Volunteers in Agawam, West Side gear up for Girl Scout cookie season

Jan. 20, 2021 | Ryan Feyre
rfeyre@thewestfieldnewsgroup.com

AGAWAM/WEST SPRINGFIELD – The annual Girl Scout Cookie Drop took place at four different locations in Central and Western Massachusetts on Jan. 9.

Along with Springfield, Pepperell, and Worcester, the Cinemark Theater parking lot in West Springfield also hosted the four- hour event. During this gathering, Girl Scout staff and volunteers unloaded over 3,600 cases to bring back home and sell to people who are interested in buying.

To follow COVID-19 guidelines, each volunteer at Cinemark wore masks while spread out throughout the parking lot. Each had their own one or two flavors of cookies on a crate-like platform that they would then load onto a parent’s car when they passed through the parking lot. All the parents/volunteers who passed through to pick up these cookies are now in the process of selling these cookies in their respective locales.

Suzanne Smiley, the COO of the Girl Scouts of Central and Western Massachusetts (GSCWM), was present in West Springfield as one of the volunteers. She has been a part of the organization for 34 years.

According to Smiley, Girl Scout volunteers are still very much active in the community, even with the many COVID-19 guidelines. For the cookies in particular, she said that many parents and girls will be conducting online sales and drive-thru booths for cookie transactions.

“Some are doing a lemonade-style booth too,” said Smiley.

Girl Scout troops throughout the country are participating in new sales strategies due to COVID-19. Local troops will promote their virtual cookie business through emails, door hangers, or other contactless purchase and delivery options. Drive-through cookie booths, which are what Smiley alluded too, will also be an option, along with traditional storefront cookie booths. Also new this year, customers can order their cookies through Grubhub, but only in select areas.

“The Girl Scout Cookie Program will look a little different this season,” said Dana Carnegie, the communications manager for GSCWM. “Girl Scouts will again embrace their entrepreneurial spirit, and fine tune the meaning of ‘pivot’ as all businesses have this year.”

Vanessa Rossini, who is the leader for Troop #65068 in Agawam, told Reminder Publishing that every troop in the town is using whatever sales method fits their specific troop.

“For our troop, a lot of the girls, their parents have been using the digital cookie platform,” said Rossini. “So, a lot of their friends and families are able to submit their orders electronically, which is wonderful.”

Outside of this approach, parents and girls in Rossini’s troop are also going the traditional route of calling people up and asking if they want orders. Parents are also going into their workplaces and getting orders that way, according to Rossini.
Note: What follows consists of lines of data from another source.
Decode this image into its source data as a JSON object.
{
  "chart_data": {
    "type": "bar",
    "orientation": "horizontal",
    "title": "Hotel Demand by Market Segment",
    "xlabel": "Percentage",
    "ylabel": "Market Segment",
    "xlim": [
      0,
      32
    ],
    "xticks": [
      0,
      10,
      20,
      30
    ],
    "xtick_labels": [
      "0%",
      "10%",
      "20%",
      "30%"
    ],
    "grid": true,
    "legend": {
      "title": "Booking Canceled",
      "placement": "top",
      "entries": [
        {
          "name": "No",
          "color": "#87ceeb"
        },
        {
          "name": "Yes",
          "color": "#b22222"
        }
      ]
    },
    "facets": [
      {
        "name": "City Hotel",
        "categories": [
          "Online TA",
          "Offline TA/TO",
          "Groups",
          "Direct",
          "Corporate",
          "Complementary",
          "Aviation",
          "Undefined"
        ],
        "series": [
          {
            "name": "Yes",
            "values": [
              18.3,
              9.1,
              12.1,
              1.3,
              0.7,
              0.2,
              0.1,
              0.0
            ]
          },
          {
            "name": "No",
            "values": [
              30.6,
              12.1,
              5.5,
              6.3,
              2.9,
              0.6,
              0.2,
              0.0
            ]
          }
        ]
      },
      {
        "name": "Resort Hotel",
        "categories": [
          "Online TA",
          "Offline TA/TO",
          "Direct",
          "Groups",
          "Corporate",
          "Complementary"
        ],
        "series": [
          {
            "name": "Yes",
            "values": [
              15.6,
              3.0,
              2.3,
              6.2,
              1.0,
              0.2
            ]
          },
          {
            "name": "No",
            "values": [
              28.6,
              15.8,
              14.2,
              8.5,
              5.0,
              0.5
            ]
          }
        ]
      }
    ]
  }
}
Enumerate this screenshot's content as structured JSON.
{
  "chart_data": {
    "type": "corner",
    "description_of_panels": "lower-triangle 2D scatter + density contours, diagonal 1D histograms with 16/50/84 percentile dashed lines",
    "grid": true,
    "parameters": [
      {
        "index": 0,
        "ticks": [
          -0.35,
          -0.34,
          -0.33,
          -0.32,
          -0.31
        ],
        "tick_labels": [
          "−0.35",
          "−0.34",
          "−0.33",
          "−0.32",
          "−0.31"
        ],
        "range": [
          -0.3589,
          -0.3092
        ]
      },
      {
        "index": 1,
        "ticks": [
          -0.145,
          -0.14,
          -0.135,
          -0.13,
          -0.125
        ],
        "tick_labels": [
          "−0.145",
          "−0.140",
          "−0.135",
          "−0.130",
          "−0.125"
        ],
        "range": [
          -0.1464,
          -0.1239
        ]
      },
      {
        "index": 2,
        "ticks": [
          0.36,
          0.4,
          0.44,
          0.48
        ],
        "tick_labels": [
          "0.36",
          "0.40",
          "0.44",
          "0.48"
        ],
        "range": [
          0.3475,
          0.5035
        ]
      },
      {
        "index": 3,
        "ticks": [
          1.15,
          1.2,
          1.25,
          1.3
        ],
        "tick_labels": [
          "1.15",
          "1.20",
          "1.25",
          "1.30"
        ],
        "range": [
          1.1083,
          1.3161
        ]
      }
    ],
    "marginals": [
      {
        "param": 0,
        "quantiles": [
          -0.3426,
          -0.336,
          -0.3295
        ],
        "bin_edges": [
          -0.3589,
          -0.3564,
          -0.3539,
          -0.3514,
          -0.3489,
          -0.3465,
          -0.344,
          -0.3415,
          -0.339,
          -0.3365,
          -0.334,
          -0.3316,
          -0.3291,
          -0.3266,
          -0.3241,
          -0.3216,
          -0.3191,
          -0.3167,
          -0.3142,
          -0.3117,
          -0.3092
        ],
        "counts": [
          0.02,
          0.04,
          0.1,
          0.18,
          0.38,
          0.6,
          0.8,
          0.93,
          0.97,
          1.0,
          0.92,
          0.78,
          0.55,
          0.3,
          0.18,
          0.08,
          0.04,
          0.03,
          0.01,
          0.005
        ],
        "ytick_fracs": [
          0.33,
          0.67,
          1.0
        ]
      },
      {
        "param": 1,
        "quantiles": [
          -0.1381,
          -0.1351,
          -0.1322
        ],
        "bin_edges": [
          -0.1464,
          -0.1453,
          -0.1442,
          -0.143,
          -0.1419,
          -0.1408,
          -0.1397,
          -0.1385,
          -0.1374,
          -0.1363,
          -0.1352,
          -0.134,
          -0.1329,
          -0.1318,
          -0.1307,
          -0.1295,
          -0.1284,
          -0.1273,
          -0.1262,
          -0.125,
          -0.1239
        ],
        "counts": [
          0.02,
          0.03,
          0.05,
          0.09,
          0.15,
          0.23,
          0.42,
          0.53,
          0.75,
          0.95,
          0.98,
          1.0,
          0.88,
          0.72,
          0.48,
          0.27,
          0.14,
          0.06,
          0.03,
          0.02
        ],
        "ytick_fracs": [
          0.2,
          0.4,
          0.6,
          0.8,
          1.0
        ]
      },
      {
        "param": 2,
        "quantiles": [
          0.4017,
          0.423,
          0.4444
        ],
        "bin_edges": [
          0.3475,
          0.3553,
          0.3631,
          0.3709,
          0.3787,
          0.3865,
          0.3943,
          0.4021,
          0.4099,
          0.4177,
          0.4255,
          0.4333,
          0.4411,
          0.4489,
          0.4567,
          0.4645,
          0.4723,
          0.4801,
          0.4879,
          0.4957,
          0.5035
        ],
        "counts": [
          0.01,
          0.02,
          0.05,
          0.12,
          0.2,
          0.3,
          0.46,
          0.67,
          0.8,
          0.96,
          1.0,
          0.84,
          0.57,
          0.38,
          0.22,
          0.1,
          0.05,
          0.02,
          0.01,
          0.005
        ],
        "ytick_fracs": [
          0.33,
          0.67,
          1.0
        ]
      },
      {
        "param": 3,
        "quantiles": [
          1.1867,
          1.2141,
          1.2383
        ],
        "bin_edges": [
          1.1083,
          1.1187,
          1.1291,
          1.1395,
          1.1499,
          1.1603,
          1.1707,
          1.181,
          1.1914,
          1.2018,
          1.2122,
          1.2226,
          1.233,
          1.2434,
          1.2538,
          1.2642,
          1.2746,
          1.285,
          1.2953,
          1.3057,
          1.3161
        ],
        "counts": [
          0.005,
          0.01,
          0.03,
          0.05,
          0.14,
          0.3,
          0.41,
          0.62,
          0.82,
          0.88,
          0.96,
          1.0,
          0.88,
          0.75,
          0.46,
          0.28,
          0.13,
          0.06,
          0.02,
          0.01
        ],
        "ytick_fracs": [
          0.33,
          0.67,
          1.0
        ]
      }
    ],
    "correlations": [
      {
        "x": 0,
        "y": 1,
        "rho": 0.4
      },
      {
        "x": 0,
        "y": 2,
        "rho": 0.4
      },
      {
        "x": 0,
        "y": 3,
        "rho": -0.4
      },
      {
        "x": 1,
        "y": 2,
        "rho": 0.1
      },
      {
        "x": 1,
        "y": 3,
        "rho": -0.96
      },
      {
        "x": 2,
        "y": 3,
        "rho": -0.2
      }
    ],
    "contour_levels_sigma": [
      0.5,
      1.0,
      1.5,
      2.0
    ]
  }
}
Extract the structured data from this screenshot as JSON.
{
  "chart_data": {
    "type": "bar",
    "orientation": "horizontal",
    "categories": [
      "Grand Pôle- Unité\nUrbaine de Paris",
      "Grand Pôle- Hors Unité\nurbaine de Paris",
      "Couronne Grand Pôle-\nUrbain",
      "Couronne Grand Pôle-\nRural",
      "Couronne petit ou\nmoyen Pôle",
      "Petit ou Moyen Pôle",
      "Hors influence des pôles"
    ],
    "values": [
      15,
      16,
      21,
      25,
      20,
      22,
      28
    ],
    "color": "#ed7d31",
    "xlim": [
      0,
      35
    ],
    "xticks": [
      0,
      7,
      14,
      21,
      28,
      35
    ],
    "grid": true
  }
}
Unlike in past years, Rossini’s troop – which features 21 girls between the ages of five and nine – will not be participating in a public booth this year, but they will be conducting booths outside of some of the girls’ driveways.

“As long as the weather is nice on Sundays, I’m going to be out in the driveway with my daughter, and a couple of her other friends,” said Rossini, with regards to how she will operate her own driveway booth.

For girls who have registered for the online method of selling cookies, they can share their own personal shopping link to social media, or they can email and text the link to family and friends, according to Rossini.

“They can share the link with everybody, and it’s safe, and obviously contact-free,” said Rossini. “And then, you just arrange the drop-offs.”

Outside of the cookies, Rossini’s troop, like many other troops in the area, is staying active in the community. In the fall of 2020, Rossini and the girls organized a laundry and dish detergent drive for the Western Mass. Empowerment Center, which is a local center for veterans and their families to obtain food and other household items.

After donating around six cases of cookies to the center in the spring of 2020, Rossini met with a former Girl Scout leader who worked at the center, and connected for the fall detergent drive.

“We collected dish detergents and laundry detergents from community folks, and the girls solicited donations from family and friends,” said Rossini. “And we dropped off a ton of detergents back in November.”

The girls, according to Rossini, also want to donate to a local pet shelter, and possibly drop off valentine cards to a local nursing home. The latter is still up in the air, according to Rossini.

“We really are trying to stay within the Agawam community, and make sure those connections are there,” said Rossini. “I think it’s very important that people stay connected so they don’t feel isolated.”

The Girl Scout cookie season in Central and Western Mass. officially began on Jan. 15.     All of the money made will go towards Girl Scouts essential leadership programming.